New York University medical center is another place that refuses to perform transplants for patients who meet their prospective donor through MatchingDonors. The staff fret, incredibly, over the fact that some people have the means to afford Internet access and others don’t. Never mind that these days almost anyone can get access for free at a public library. The message is clear: A slowly dying patient must not take any initiative to save his own life, even though the status quo, inexplicably extolled by Hanto and others, is pitifully inadequate.

Good news for Lisa came just days after MetroWest Daily News ran her story. A woman with the same blood type–the only requirement for a healthy, interested donor–told Lisa she would give her a kidney. Now the two are going through the required medical testing for the transplant–at another hospital. (Good news came for me when a generous friend heard about my situation and proved to be a good match.)

This is a blessing for Lisa, and for those behind her on the waiting list. But tens of thousands still languish on the list. We need imaginative pilot projects that increase the number of organs for the purpose of saving lives.
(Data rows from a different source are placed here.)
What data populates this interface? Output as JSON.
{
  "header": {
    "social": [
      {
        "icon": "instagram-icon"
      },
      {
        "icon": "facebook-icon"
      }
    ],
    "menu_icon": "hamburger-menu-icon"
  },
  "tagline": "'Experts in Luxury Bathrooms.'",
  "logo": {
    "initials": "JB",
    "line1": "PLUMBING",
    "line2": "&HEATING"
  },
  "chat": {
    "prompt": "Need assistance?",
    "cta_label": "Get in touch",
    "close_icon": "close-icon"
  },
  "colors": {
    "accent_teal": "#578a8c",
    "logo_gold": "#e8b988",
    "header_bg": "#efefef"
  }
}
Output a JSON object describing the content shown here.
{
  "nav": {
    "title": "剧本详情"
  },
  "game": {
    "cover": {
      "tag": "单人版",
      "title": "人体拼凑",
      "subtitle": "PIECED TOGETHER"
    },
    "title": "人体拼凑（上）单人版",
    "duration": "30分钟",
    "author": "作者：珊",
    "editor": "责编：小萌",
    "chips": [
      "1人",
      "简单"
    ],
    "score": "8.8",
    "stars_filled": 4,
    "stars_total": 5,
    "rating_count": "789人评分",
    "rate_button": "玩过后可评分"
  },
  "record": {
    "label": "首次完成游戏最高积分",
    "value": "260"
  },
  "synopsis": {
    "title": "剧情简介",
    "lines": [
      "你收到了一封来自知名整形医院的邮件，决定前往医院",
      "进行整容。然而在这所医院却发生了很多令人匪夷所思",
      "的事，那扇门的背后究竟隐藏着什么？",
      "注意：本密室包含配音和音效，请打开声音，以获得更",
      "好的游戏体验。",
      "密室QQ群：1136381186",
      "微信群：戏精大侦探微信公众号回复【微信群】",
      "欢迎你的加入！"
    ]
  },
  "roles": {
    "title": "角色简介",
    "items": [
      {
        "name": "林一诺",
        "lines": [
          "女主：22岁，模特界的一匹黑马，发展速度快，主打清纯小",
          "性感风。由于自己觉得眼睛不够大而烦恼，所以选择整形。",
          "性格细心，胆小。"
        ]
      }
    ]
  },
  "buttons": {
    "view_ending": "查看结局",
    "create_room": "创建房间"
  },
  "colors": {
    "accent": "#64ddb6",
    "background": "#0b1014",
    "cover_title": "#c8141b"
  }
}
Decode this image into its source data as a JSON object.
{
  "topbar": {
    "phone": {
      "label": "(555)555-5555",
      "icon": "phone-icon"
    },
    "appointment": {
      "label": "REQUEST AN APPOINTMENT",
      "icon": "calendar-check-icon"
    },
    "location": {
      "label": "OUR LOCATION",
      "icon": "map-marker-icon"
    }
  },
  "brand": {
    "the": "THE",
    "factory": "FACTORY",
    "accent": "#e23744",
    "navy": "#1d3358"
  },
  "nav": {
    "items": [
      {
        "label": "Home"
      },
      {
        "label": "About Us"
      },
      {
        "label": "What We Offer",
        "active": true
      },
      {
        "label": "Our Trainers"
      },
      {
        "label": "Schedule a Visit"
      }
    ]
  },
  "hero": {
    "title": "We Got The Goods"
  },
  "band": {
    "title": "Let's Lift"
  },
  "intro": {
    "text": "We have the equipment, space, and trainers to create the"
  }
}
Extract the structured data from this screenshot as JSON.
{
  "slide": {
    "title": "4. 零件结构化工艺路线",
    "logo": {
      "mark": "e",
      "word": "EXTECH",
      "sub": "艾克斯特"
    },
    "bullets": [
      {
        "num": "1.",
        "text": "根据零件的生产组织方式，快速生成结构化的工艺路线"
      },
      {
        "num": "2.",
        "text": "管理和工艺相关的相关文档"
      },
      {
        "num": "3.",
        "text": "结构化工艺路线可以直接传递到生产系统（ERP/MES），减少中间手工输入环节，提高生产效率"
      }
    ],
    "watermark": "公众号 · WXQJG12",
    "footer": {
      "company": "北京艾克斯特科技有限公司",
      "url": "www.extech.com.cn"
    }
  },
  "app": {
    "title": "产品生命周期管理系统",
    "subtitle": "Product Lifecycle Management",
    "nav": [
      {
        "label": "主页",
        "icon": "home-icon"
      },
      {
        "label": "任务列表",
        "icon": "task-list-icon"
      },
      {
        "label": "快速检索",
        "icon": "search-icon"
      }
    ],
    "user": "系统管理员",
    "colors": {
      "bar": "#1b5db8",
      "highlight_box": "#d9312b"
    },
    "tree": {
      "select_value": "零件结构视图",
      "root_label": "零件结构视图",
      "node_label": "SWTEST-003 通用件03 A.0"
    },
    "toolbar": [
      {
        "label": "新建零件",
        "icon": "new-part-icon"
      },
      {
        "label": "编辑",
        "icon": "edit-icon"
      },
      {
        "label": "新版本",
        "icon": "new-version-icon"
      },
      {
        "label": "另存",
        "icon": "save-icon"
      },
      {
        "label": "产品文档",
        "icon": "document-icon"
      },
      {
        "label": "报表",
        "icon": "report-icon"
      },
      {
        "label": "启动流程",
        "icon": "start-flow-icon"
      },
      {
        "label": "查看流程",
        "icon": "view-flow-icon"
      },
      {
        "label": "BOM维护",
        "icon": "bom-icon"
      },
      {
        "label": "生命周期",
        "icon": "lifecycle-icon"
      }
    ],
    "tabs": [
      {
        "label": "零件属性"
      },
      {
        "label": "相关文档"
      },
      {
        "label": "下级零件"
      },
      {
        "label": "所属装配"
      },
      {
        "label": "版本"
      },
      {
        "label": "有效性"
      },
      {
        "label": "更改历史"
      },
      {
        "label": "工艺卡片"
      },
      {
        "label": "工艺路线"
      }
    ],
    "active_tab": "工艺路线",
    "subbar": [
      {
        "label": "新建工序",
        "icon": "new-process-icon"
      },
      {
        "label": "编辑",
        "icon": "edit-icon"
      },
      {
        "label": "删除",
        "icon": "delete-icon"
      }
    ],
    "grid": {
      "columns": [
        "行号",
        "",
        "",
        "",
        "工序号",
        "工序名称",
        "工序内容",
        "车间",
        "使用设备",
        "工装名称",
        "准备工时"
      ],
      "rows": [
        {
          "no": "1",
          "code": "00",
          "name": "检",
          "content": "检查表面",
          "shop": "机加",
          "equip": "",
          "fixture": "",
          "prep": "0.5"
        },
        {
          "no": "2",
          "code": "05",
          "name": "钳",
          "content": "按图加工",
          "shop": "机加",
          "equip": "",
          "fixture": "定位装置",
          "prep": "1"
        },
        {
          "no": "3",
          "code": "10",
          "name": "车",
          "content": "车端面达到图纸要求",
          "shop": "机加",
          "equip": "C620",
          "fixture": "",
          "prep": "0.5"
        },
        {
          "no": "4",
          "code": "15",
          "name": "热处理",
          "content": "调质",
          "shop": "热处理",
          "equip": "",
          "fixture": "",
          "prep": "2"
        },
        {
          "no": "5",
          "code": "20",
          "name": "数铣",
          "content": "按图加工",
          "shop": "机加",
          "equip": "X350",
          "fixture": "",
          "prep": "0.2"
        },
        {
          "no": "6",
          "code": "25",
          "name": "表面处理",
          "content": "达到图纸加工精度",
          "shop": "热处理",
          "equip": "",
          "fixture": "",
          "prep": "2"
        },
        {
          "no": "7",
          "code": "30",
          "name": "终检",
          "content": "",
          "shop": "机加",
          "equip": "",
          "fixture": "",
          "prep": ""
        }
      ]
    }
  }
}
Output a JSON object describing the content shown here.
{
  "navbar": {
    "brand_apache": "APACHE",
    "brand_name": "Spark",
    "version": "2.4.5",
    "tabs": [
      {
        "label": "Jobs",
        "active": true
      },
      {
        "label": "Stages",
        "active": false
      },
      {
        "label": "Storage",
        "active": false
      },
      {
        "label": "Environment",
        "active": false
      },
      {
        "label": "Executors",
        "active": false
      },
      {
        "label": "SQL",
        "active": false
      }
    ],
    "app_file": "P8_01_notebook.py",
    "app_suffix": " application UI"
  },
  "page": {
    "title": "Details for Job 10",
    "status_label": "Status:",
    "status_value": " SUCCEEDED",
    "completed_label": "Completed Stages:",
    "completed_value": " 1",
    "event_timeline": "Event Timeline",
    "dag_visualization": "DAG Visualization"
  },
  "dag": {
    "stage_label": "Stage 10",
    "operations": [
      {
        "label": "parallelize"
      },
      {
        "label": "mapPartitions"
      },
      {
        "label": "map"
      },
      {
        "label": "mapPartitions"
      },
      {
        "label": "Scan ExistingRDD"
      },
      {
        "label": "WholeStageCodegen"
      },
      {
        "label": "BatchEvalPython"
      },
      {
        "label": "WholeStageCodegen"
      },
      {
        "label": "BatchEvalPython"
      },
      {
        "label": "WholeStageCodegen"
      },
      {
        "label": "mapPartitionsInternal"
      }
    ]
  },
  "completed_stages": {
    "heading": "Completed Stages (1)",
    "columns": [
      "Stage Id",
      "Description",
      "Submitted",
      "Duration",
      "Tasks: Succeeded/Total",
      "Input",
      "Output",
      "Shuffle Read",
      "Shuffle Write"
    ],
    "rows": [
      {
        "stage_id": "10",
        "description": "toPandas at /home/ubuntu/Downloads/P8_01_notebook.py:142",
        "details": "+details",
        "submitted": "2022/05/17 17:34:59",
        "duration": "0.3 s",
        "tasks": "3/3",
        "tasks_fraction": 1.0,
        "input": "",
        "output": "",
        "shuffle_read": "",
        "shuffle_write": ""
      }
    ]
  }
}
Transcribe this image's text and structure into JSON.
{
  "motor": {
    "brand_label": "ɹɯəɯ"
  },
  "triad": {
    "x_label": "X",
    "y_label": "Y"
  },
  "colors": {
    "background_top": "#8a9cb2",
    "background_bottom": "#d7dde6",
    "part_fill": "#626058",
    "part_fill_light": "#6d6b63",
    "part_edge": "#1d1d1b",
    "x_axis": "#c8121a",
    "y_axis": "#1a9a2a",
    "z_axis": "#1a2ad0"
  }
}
The stewards of the waiting list should learn something from initiatives like MatchingDonors.com–not decry them. We need physicians and bioethicists with better ideas about extricating us from a system that lets people needing organs die every day. Dr. Hanto should welcome the next Lisa and thank the kind soul who offers her a kidney, not lock the doors of his operating room to keep them out.

Sally Satel is a physician and a resident scholar at the American Enterprise Institute.